赤葦くんと幼馴染ちゃんの結婚式


12月5日09時20分
 今回選んだ式場は、港区某所のホテルである。私と京治が住んでいる家から少しだけ遠いけれど、式場となるホテルから海が見えることが決め手だった。持ち物は、式が終わった後に私たちが泊るための荷物だけで、あとはほとんどあちらで用意してくれるらしい。前撮りの時に担当の美容師さんが『アレルギーなどもありますので、もし使いたい化粧品とかあれば持ってきてください。あとはこちらで用意します』と言ってくれたけれど、特に私は無かったのでありがたく甘えることにした。

「名前、転ぶよ」
「大丈夫だよ!」

 駅から式場までの僅かな距離で、すでに有頂天になっている私(というよりもここ数日は特に楽しみで楽しみでどうにかなってしまうかと思った)の隣で、相変わらず冷静な京治はキャリーケースをガラガラと引いている。

「ほら」
「うん!」

 スッと差し出された手にさすがに転びはしないよと思いながらも、迷うことなくその手を握った。こういうところも王子様みたいだ。左手にはキャリーケース、右手には私の手を握ってくれているのでマップくらいは私が、とスマホを開くも、京治には必要ないらしい。いくら打ち合わせで足を運んだとはいえ、ここまで明確に道順を覚えている京治はやっぱりさすがだ。

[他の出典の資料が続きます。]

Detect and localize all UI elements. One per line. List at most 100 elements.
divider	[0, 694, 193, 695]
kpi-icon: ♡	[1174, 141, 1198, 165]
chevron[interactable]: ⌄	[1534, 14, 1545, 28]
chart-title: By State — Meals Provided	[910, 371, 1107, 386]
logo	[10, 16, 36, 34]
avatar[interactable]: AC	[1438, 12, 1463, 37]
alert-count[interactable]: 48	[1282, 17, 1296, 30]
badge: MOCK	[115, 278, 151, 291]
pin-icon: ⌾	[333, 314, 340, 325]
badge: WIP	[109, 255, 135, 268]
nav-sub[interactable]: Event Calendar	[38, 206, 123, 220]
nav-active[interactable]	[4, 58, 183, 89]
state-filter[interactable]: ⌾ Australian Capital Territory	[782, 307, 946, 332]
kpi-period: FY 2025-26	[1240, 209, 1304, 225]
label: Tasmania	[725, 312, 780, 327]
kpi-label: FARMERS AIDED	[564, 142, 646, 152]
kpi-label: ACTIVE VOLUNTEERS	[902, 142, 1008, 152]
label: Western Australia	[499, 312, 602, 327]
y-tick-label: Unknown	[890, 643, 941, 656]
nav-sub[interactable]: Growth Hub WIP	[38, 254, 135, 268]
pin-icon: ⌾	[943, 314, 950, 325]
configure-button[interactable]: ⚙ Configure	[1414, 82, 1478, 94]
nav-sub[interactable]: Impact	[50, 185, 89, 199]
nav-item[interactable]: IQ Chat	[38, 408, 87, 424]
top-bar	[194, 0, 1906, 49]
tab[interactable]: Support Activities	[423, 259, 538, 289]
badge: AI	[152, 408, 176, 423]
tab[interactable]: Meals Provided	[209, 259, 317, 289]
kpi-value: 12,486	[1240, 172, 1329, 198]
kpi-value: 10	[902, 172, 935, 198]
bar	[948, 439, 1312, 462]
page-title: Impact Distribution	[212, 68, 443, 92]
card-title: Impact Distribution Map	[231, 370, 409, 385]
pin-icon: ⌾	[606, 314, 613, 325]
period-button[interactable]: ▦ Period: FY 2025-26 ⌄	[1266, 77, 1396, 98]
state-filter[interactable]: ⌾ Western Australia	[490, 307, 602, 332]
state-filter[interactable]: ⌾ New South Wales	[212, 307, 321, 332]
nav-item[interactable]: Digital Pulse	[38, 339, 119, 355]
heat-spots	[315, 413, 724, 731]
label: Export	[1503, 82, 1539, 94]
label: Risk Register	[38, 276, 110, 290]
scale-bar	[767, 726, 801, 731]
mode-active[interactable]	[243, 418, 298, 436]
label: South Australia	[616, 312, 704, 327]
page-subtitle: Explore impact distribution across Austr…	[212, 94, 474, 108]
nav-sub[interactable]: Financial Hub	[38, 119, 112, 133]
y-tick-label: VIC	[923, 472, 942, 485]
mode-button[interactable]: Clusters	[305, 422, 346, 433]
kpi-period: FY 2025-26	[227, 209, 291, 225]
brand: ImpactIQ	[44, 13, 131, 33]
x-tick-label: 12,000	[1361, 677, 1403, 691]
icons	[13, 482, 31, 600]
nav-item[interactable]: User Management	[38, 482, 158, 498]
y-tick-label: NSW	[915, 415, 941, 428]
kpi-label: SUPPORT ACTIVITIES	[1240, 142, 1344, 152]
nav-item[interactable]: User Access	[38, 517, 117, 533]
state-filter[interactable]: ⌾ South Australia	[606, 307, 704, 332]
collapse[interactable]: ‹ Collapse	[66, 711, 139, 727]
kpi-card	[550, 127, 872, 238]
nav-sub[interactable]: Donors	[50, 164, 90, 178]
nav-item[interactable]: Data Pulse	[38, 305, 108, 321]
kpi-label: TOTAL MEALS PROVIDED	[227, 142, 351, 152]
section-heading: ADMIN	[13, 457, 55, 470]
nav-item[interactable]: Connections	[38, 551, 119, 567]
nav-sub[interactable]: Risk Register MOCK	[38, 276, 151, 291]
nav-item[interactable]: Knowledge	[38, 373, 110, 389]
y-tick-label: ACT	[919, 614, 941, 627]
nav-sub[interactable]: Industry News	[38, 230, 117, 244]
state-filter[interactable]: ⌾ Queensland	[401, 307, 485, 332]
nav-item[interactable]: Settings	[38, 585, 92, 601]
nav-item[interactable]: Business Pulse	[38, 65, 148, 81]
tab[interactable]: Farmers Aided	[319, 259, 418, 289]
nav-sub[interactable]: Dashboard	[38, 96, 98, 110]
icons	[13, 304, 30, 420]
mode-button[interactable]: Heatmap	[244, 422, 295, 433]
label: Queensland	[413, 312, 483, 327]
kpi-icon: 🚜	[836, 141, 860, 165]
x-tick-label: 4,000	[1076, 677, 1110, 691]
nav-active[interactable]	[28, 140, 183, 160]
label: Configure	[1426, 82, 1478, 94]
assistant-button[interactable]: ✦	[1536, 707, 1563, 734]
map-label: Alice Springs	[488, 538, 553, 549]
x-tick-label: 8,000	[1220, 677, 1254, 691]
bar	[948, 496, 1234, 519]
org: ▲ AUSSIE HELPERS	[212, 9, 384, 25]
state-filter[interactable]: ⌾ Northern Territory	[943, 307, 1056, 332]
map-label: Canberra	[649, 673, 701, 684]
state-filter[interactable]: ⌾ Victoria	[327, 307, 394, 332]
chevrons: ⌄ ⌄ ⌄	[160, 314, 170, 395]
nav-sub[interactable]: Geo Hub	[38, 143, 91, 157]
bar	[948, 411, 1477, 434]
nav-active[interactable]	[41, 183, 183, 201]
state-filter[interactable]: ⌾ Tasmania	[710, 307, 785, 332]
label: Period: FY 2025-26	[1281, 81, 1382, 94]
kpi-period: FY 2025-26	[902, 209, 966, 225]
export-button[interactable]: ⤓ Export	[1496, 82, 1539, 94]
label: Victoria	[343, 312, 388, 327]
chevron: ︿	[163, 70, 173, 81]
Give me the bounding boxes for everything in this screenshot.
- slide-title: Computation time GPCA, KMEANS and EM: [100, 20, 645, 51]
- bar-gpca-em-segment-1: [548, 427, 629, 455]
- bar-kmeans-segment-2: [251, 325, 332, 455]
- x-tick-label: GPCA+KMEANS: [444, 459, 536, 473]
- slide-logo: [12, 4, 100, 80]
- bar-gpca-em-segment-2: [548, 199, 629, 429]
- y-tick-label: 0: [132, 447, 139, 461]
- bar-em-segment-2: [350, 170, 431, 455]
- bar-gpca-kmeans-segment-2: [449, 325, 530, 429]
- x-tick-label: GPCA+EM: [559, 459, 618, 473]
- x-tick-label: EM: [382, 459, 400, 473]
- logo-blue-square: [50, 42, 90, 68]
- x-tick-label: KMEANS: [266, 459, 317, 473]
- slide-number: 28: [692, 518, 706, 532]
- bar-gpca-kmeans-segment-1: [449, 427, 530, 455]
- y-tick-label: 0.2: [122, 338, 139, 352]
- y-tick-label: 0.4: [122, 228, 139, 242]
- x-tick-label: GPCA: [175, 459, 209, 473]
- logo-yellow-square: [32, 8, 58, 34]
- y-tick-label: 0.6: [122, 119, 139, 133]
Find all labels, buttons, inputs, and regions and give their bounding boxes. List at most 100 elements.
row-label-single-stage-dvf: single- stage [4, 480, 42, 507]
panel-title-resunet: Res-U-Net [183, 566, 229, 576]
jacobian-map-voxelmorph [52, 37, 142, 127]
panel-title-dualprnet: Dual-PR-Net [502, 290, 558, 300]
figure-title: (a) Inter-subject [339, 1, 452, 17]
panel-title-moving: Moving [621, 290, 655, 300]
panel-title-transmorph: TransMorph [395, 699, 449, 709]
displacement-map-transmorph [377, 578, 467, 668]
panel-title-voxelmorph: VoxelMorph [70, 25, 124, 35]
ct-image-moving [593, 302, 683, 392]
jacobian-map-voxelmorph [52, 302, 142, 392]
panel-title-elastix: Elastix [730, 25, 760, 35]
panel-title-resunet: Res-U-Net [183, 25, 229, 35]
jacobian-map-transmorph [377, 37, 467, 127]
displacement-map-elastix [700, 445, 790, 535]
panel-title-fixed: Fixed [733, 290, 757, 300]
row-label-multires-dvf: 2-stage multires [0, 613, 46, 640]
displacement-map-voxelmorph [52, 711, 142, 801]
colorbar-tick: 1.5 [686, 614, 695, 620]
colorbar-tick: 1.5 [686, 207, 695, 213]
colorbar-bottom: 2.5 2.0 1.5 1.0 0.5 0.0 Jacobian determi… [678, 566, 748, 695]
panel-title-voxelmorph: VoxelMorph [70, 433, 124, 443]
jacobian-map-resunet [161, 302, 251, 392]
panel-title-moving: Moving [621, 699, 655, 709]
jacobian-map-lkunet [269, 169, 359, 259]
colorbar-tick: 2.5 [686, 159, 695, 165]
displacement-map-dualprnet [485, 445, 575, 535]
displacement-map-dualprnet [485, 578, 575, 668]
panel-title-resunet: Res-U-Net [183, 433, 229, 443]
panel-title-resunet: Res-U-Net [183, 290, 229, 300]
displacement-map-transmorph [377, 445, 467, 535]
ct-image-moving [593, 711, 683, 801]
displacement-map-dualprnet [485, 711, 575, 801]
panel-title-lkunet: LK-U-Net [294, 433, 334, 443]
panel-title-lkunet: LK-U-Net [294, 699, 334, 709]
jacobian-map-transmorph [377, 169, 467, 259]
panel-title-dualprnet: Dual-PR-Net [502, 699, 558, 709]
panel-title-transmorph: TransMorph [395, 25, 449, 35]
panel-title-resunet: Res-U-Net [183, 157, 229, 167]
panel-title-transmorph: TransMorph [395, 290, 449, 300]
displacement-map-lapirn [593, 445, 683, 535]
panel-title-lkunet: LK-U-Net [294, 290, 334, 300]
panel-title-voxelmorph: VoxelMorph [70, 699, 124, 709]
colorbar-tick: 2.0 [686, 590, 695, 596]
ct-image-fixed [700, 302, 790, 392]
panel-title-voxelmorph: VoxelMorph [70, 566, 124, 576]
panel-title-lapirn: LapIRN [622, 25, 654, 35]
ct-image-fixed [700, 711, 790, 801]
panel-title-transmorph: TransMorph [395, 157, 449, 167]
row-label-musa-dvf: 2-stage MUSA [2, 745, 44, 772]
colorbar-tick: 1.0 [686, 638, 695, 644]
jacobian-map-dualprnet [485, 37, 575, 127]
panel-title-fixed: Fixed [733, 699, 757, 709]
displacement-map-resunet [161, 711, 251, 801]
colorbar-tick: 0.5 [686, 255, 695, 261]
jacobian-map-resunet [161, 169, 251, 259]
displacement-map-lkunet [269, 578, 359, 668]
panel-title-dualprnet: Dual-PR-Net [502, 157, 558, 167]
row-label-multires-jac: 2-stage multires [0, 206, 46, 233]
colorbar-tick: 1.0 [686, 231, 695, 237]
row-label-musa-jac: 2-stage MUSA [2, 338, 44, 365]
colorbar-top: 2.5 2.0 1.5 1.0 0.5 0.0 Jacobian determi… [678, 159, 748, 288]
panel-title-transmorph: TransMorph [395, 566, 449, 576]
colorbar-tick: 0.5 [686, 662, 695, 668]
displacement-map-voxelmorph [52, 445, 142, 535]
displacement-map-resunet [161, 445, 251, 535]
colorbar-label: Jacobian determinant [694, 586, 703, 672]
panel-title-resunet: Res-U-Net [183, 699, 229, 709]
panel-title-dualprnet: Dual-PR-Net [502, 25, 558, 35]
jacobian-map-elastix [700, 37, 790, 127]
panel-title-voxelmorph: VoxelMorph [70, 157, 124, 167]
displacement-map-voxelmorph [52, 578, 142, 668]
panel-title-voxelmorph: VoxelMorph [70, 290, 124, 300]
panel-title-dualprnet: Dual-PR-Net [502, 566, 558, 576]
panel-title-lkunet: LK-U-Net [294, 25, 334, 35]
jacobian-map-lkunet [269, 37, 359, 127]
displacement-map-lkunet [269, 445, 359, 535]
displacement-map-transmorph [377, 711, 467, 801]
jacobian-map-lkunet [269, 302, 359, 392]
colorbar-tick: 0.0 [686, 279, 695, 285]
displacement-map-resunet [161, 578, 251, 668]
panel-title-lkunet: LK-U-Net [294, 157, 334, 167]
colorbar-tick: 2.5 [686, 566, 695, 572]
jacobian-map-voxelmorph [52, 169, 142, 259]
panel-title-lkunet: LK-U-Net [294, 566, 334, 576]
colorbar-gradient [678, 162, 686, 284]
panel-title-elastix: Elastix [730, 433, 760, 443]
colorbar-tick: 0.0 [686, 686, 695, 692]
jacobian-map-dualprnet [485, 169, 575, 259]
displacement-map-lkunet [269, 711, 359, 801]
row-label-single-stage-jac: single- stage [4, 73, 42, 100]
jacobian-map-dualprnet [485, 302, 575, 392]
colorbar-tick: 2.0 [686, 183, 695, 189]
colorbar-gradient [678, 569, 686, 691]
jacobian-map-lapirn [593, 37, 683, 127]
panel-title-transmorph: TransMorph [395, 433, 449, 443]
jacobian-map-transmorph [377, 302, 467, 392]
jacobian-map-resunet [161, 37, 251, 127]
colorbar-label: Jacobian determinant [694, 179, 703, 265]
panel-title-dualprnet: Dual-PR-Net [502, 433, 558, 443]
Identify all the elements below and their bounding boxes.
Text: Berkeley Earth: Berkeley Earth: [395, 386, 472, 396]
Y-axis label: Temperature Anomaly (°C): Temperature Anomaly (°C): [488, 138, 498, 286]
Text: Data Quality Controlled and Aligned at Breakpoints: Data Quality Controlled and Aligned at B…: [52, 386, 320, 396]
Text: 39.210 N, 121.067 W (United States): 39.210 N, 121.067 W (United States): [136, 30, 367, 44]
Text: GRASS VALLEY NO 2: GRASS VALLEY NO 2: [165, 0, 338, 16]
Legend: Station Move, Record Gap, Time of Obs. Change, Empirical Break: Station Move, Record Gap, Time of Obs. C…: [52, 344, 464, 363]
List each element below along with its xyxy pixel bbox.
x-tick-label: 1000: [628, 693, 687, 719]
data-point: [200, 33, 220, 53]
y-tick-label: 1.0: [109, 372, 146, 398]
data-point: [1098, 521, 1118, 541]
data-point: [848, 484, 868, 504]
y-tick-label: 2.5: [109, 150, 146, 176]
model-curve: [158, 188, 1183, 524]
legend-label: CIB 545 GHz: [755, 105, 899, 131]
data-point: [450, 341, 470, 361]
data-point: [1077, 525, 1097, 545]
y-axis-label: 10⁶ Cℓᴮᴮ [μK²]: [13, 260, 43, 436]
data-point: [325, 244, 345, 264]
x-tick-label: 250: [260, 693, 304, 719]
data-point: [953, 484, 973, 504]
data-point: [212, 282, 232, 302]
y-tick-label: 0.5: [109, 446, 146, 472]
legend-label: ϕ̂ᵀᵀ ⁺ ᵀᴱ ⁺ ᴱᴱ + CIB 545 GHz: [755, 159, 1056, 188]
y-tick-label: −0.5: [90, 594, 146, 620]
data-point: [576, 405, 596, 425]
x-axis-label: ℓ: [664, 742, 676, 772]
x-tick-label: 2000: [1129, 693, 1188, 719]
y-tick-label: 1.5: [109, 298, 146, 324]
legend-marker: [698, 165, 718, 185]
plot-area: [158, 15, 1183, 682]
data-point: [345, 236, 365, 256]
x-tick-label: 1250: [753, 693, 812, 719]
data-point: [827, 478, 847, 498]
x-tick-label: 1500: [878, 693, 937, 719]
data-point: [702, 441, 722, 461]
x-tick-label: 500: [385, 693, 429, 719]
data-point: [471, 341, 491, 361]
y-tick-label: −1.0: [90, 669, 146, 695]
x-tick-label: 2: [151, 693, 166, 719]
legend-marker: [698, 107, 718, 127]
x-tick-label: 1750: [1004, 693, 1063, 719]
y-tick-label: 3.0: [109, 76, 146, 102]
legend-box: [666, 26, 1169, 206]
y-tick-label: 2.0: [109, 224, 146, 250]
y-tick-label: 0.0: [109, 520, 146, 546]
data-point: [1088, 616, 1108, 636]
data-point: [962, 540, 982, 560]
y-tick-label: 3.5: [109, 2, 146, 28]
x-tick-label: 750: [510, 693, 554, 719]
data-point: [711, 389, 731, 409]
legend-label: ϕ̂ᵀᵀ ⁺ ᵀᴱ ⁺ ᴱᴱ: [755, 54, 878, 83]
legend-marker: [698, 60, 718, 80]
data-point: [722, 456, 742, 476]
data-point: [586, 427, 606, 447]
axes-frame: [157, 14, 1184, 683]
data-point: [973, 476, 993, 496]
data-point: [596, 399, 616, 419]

 駅から徒歩数分。見上げるのも一苦労な高層のホテルが、今回私たちが選んだ式場である。私の給料なんかでは到底手が届くことのないこんなにも立派な式場で結婚式が出来るのも京治のおかげだった。はあ、と大きく息を吐いて京治の手をぎゅっと握る。

「緊張してる?」
「京治はしていないの?」
「俺は名前と一緒だから。しないかな」

 顔を覗き込んで笑った京治は相変わらず格好いい。今日の京治は久しぶりのコンタクトなので高校3年生の時に告白してくれたことを思い出した。まあ京治の眼鏡をかけてない姿は寝る前とかにも見てるんだけど。『明日から恋人期間?』『そうだね。緊張してるの?』『うん、まあね。京治はしないの?』『しないかな。俺は名前と一緒だから』というやり取り。高校3年3月の卒業式の会話に少し似ていて泣いてしまいそうだ。

 2人並んで自動ドアを潜りフロントでチェックインを済ませると、深々と綺麗な礼をした介添人さんが出迎えてくれた。

「おはようございます!」
「おはようございます、お待ちしておりました。この度はおめでとうございます。本日新郎新婦様がご宿泊いただくお部屋は58階582号室となります。まずそちらでお鞄を置いていただき、次に2階の婚礼用美容室にてお支度となります。その後のスケジュールはお打合せ通りですがこちらもぜひご活用くださいませ」

 介添人さんから渡されたものはこのホテルの案内と明日の朝食引換券、今回の結婚式のおおよそのスケジュールが書いてある冊子など。本当に今日が来たんだと思うと、またもやうるうると目が熱くなった。

「ではお鞄お預かりいたしますね。エレベーターはこちらになります」
「よろしくお願いします」














          **
 
 シャンデリアがキラキラと輝くフロント付近もとても綺麗だったけれど、宿泊部屋もとんでもなく豪華だった。部屋数もたくさんあるしふかふかのソファに真っ白のベッド、壁にくっついているテレビ、海を見渡せる大きな窓。あまりの壮麗さに、部屋の真ん中で固まる私と、普段と変わらない顔で端にキャリーケースを置く京治。テレビでしか見たことのないレベルの部屋は、ここで結婚式をする私たちへのサービスみたいなものだけれど、それにしても一生に一度泊まられるか分からないほどの高級ホテルだ。あまりにも贅沢過ぎて、どう行動するのが正解なのか分からない。

「名前、お財布どっちの持っていく?」
「あ、え、とお財布……」
「うん、俺の持っていくね」

 お財布は私か京治のどちらかをひとつ持って、あとは貴重品ボックスに入れておく、というのは昨日京治と話し合って決めたことだ。まあこれも京治の提案だけど。私がぼーっとしている間に私のお財布を貴重品ボックスに入れて、私のスマホと自分のお財布とスマホを持った京治は、冊子と共に貰ったカードキーを手に取った。

「カードキーはどっちが持つ?」
「京治でお願いします」

 9時20分、介添人さんが待つ廊下へと足を踏み出す。